There is certainly going to be a new take on risk from all sides of the financial world. Hedge funds, who might have been expected to know more about risk than anybody – after all, it is meant to be how they make their money, evaluating risk more accurately than the market as a whole – found themselves badly hammered when a risk they never expected, the bankruptcy of Lehman Brothers, the biggest in the world reared. Many hedge funds used Lehman’s as their prime broker, and found their assets stranded when the bank went down – assets of up to $1.5bn for a single fund, in some cases. At least one hedge fund is said to be closing, because of Lehman brothers’ bankruptcy. Since the rule now has to be “if it can happen to Lehman’s, it can happen to anybody”, clients who use banks for prime brokerage operations in future are going to be putting pressure on those banks for greater transparency, and better safeguarding of their funds.

The prime brokerage market was previously dominated by three big American players, Goldman Sachs, Morgan Stanley and Bear Stearns (sold to JP Morgan Chase in March this year for $10 a share, down from $93 a share only a month earlier, after investors’ confidence evaporated in the face of the sub-prime mortgages crisis).

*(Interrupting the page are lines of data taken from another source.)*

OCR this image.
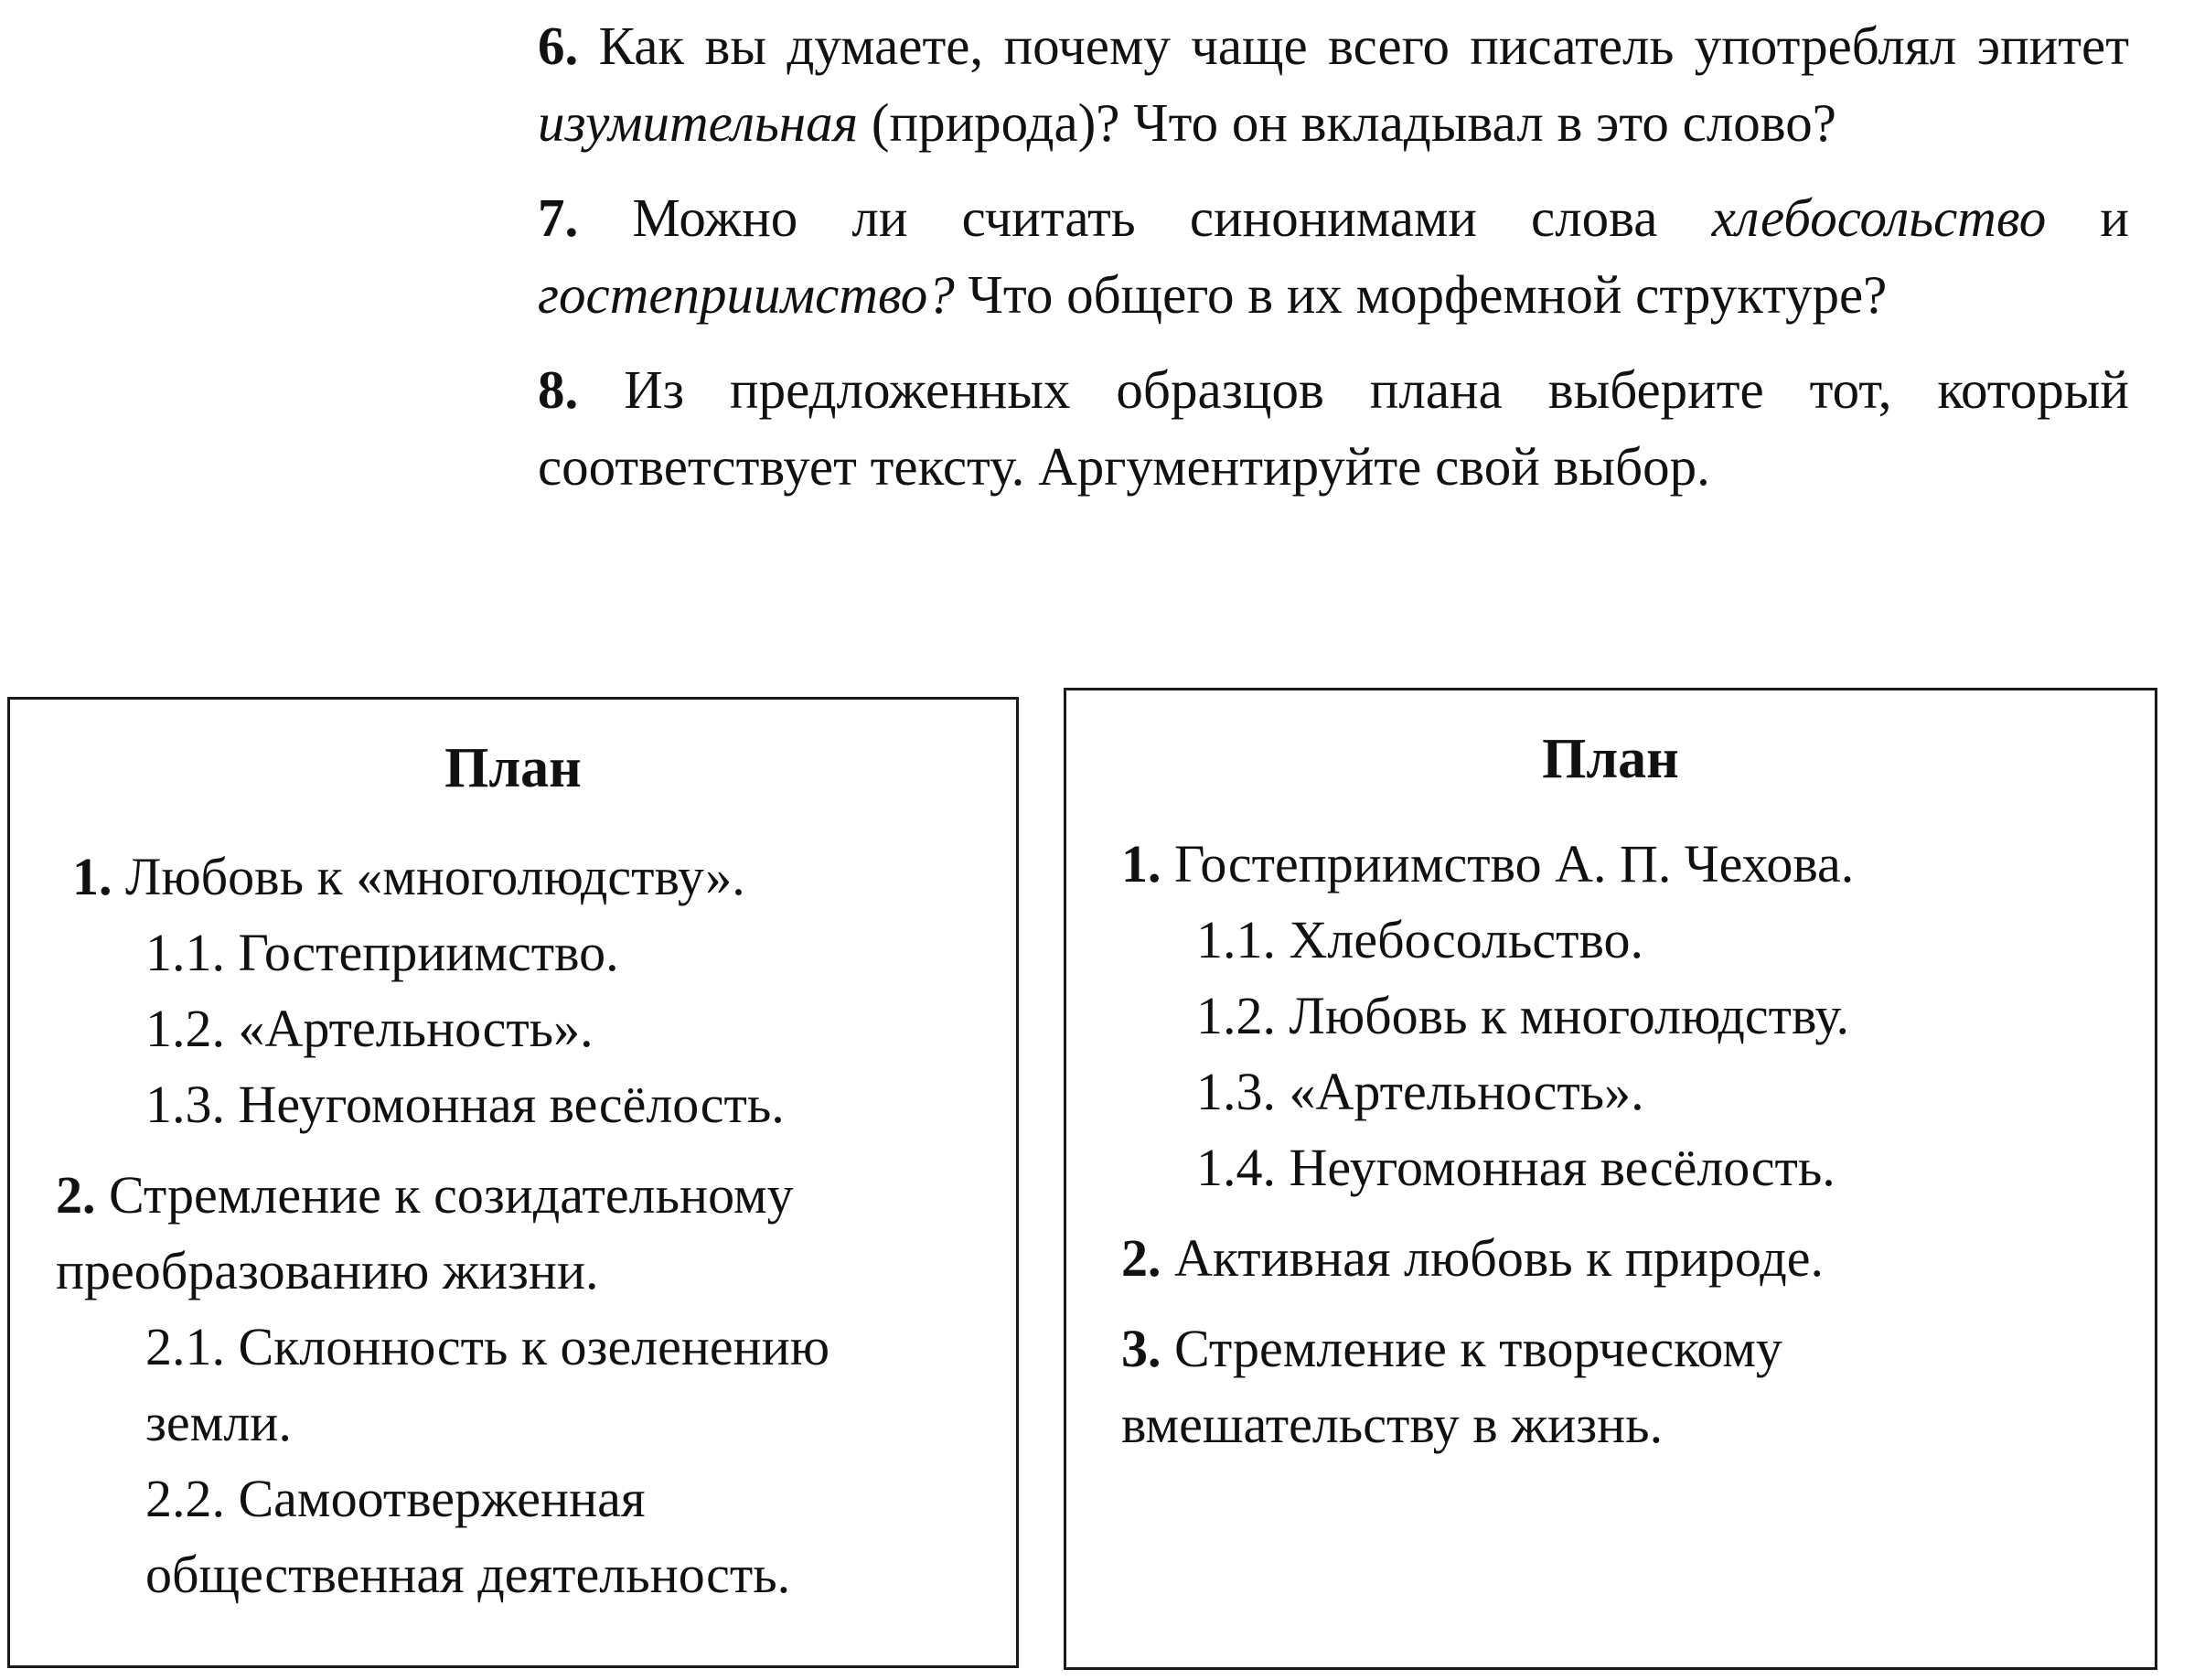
6. Как вы думаете, почему чаще всего писатель употреблял эпитет изумительная (природа)? Что он вкладывал в это слово?

7. Можно ли считать синонимами слова хлебосольство и гостеприимство? Что общего в их морфемной структуре?

8. Из предложенных образцов плана выберите тот, который соответствует тексту. Аргументируйте свой выбор.

План
1. Любовь к «многолюдству».
1.1. Гостеприимство.
1.2. «Артельность».
1.3. Неугомонная весёлость.
2. Стремление к созидательному преобразованию жизни.
2.1. Склонность к озеленению земли.
2.2. Самоотверженная общественная деятельность.
План
1. Гостеприимство А. П. Чехова.
1.1. Хлебосольство.
1.2. Любовь к многолюдству.
1.3. «Артельность».
1.4. Неугомонная весёлость.
2. Активная любовь к природе.
3. Стремление к творческому вмешательству в жизнь.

Going forward, the industry looks likely to be divided up more evenly between six key players, with hedge funds spreading their own assets around these six firms rather than having a single main prime broker.

Retail brokers have been surprisingly busy so far this year, with volumes high even as prices plunged. Many brokers derive a high proportion of their revenue from trading fees, so that prices are of less concern than they might at first appear. But with the storm that has taken place in September and October likely to lead to a reduction in retail trading, brokers could see fee income fall, at the same time as lower interest rates hit the amount they can charge for leveraging loans.

If clients prefer to sit on their assets, or seek safety outside stock markets, then the retail brokerage industry round the world is going to see a wave of closures and mergers. There are certainly not going to be too many company flotations to keep brokers busy over the next few months.

Not everybody agrees that more regulation is the way forward. The FSA in the UK stepped in quickly to ban short-selling during the crisis, but Hector Sants, head of the organisation told the Hedge 2008 conference in London at the end of October that increased regulation is not needed. “There is pressure for more regulation in a rather general way,” he said. “I don’t particularly think more regulation is needed, but I do think more effective regulation is needed.” What exactly the difference between “more” and “more effective” was, Mr Sants did not say. But he stressed the need for tighter control and increased vigilance by risk managers in the affairs of  banks and broker-dealers, However, with the Bank of England announcing that it will be asking for more powers from the government to intervene directly in markets, it looks as if, in the UK at least, there is going to be a clash between the still laissez-faire FSA and the interventionists in Threadneedle Street.